Wednesday, January 6, 2010

Defining the American Dream


I am excited to announce that I've succeeded in my quest to get a course proposal accepted! It will be offered this February, and I'm busy collecting all kinds of good things to share and discuss.

Here's a peek at the basic idea, subject to minor alterations.
As always, I welcome your suggestions.


The American Dream: How Has It Changed?

We'll engage in a bit of "dream analysis" as we examine this question. David Kamp's essay, Rethinking the American Dream, suggests there's been a shift in our national aspirations from “a set of deeply held ideals rather than a checklist of goals or entitlements.” Kamp, an editor at
Vanity Fair, noted in April:
As a people, we Americans are unique in having such a thing, a more or less Official National Dream. (There is no correspondingly stirring Canadian Dream or Slovakian Dream.) It is part of our charter—as articulated in the second sentence of the Declaration of Independence, in the famous bit about “certain unalienable Rights” that include “Life, Liberty and the pursuit of Happiness”—and it is what makes our country and our way of life attractive and magnetic to people in other lands.

We'll use several short readings to stimulate discussion about The American Dream, including passages from John Kenneth Galbraith's 1958 book The Affluent Society and Henry Luce's 1941 essay “The American Century” in Life. The class will also watch the Academy Award-winning documentary American Dream, and some popular culture films which depict the issue such as the classic Depression tale Grapes of Wrath, to The Adventures of Ozzie and Harriet and The Honeymooners to Hollywood documentary Frank Capra's American Dream to the contemporary The Namesake about immigrants from India seeking a better life in the US.


4 comments:

Bill Lisleman said...

new American dream - be on a reality TV show (balloon boy, White House crashers)
This sounds very interesting. I think the diversity of immigrants that came here and still come here makes for a very dynamic but yet mostly common American dream.
My definition was to own your own home but I guess it's more general than that.

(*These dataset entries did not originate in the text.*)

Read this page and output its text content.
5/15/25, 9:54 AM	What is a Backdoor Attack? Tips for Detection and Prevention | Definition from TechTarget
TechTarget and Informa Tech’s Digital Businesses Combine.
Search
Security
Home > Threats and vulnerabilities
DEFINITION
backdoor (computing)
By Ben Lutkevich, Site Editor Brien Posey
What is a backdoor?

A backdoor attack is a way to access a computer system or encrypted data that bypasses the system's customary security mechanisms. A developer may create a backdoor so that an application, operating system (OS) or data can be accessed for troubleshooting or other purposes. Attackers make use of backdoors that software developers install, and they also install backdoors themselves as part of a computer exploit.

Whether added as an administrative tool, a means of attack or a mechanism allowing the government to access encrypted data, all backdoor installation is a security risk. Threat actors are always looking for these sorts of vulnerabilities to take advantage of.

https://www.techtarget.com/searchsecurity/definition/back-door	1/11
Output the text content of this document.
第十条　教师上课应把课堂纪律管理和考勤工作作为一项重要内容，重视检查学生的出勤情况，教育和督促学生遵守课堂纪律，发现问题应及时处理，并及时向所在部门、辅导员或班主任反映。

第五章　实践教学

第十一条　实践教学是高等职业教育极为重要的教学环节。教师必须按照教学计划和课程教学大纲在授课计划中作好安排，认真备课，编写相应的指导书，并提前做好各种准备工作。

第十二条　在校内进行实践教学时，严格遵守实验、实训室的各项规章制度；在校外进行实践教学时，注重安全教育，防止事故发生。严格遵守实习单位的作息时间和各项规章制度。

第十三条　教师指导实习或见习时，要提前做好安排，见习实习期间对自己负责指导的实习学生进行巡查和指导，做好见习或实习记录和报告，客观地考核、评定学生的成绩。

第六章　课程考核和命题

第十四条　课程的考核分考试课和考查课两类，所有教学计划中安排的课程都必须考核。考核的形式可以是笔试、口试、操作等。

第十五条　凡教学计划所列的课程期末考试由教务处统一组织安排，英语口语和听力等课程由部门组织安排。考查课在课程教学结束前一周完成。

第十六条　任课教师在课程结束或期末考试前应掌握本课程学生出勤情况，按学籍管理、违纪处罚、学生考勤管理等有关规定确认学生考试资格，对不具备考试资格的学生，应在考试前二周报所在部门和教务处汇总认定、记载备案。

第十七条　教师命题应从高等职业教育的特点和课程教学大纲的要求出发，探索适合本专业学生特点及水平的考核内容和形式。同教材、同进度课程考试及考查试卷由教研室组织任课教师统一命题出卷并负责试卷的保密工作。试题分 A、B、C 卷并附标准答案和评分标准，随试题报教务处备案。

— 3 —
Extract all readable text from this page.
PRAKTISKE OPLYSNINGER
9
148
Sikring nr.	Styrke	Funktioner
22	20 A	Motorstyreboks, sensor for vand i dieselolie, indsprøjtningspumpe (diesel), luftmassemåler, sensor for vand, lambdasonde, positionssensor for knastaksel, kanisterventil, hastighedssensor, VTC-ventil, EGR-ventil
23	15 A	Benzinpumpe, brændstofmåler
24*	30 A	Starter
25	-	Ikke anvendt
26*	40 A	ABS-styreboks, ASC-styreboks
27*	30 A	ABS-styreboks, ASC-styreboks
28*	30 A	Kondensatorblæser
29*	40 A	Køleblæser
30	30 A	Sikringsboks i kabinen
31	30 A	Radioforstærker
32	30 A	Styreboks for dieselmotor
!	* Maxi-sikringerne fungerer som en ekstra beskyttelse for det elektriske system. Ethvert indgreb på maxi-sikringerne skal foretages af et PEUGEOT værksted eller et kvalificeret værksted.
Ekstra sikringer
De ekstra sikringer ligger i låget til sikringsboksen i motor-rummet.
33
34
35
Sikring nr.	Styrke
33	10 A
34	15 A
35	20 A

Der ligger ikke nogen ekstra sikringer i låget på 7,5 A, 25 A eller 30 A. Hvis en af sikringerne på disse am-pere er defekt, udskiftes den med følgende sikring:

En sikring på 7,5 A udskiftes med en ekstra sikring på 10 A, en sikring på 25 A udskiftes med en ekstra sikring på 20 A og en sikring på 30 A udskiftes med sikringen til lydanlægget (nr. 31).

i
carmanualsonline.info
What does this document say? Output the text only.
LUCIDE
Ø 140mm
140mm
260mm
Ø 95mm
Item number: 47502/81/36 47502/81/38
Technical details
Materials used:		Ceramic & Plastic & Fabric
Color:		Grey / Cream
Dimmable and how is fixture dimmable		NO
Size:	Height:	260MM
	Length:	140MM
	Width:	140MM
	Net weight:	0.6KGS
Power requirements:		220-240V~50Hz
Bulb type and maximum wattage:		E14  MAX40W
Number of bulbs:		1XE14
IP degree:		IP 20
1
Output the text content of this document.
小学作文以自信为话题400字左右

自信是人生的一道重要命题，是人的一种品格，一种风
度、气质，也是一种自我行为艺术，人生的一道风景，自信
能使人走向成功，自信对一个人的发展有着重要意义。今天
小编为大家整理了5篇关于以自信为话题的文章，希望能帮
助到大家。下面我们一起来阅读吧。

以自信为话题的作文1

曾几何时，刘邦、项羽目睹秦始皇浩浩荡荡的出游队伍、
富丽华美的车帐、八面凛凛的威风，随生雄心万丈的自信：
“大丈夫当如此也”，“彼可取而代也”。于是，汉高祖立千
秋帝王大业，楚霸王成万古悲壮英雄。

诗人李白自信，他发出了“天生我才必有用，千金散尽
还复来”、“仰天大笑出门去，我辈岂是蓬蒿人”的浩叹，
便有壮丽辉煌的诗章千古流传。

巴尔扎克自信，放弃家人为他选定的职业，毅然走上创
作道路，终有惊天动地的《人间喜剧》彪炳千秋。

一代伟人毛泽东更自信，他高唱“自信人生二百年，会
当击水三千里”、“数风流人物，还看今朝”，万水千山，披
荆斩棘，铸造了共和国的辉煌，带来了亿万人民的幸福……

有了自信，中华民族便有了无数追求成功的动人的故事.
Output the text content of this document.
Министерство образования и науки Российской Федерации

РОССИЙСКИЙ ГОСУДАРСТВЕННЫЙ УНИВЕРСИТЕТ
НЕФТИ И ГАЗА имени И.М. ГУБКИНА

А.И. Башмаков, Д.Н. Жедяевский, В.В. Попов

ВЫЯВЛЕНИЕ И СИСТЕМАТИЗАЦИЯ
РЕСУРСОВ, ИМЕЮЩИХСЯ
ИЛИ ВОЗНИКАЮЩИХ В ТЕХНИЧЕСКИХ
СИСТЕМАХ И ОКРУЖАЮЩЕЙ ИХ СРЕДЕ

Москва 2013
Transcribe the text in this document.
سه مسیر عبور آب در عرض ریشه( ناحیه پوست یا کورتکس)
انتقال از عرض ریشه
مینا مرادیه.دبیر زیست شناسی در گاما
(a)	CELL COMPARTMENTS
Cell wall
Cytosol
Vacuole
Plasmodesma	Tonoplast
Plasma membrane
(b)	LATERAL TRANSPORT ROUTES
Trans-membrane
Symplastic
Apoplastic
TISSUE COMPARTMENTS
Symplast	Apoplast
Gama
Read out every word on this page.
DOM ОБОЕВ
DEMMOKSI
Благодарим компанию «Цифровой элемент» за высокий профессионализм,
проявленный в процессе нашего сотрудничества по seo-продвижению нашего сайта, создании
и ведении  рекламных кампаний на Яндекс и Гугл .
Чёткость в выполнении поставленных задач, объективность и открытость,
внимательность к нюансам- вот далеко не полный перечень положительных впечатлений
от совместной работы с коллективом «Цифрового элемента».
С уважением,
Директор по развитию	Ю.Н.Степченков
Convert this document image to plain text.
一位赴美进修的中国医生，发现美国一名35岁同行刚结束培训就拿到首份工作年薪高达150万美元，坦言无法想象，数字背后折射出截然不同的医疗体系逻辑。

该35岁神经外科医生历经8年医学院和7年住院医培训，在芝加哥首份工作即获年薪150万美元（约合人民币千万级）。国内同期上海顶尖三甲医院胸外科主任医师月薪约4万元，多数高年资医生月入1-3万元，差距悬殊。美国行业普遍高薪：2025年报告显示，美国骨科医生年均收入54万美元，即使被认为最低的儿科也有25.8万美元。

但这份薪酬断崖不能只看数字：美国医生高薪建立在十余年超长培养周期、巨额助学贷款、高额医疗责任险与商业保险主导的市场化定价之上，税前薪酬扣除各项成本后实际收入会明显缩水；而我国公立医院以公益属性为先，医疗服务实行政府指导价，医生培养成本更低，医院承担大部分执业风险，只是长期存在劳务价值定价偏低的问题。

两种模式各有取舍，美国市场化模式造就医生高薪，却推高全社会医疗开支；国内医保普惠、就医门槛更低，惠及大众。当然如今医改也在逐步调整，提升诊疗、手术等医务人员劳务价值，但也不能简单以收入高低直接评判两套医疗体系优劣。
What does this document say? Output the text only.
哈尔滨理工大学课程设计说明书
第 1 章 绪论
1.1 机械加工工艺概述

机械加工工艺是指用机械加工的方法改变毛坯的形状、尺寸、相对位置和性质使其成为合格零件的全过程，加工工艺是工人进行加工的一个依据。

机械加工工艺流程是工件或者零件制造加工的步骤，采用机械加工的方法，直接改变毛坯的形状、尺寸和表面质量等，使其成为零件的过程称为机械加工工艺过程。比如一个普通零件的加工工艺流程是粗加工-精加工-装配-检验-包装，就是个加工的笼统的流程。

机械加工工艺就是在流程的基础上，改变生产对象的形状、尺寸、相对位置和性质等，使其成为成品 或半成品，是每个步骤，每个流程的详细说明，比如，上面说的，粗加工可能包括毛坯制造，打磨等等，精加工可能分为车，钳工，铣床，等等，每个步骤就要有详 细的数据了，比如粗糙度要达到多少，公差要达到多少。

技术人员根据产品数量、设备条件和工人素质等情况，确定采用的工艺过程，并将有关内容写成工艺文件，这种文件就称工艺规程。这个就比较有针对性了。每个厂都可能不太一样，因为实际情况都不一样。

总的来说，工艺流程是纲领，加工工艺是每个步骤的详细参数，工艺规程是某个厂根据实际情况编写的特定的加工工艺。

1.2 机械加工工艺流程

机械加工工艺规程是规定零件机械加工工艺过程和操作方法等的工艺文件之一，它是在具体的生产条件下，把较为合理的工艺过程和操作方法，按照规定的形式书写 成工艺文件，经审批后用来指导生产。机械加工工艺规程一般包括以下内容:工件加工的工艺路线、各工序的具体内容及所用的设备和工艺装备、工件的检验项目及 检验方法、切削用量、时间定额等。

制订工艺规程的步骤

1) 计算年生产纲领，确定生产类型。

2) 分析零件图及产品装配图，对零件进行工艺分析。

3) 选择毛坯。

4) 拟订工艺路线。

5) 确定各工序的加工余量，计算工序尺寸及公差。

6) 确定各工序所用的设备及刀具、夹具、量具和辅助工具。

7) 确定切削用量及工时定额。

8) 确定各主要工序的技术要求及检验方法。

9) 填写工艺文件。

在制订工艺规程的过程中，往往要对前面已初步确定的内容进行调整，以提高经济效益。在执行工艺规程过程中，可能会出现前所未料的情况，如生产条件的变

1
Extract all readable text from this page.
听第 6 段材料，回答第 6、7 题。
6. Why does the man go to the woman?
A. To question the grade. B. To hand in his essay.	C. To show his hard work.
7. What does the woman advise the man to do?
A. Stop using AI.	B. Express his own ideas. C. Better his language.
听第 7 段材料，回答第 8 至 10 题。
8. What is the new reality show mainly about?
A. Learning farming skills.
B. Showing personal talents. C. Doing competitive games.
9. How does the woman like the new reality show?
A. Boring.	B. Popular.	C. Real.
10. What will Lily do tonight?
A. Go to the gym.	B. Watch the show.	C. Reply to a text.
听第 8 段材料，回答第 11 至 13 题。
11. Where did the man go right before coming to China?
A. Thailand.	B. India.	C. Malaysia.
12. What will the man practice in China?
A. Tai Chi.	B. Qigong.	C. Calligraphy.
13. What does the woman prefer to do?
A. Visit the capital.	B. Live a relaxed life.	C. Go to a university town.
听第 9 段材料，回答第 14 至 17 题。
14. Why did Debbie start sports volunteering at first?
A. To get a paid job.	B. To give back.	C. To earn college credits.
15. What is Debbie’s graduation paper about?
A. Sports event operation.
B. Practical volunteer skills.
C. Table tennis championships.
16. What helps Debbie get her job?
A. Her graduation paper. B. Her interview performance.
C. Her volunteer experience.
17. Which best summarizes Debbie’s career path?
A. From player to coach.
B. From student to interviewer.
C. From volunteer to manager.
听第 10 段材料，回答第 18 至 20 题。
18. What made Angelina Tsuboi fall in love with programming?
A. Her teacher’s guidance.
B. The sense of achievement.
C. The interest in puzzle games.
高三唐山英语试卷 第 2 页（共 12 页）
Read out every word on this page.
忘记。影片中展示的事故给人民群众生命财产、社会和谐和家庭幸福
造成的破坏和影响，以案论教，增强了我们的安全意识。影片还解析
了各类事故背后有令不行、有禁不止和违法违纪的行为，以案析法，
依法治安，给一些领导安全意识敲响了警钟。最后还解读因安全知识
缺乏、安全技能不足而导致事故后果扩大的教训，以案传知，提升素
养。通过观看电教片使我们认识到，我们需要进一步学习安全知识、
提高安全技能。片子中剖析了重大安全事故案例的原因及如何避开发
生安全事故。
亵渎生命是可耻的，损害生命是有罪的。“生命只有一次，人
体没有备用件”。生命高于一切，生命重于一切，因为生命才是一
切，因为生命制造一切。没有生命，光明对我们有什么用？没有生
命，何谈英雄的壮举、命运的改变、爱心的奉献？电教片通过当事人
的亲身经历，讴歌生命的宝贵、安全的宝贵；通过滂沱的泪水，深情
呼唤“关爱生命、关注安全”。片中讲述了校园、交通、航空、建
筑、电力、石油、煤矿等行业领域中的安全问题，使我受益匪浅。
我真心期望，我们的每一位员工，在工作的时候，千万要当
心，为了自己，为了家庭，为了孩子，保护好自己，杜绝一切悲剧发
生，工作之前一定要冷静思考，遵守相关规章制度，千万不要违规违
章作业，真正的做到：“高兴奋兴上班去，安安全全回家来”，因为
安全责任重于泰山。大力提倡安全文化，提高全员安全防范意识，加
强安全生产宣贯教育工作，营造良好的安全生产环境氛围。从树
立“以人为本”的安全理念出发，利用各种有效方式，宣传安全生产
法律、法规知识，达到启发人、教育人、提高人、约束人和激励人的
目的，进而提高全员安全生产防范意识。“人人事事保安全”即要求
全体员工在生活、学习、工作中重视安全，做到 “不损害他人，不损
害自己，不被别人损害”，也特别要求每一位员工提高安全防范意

secret agent woman said...

Sounds like an interesting course. I absolutely loved the Namesake.

shrink on the couch said...

The American Dream -- I have two competing associations. One relates to immigrants who can succeed here, who couldn't otherwise, in their home country. Where one's ability can surmount birth class.

The other relates to a more modern, suburban, materialistic twist. The big car, the gold credit card, the big rock diamond, so many signs of shallow accomplishments.

Lisa Wheeler Milton said...

Mrs. PhD nailed it for me.

And I loved the Namesake, every bit.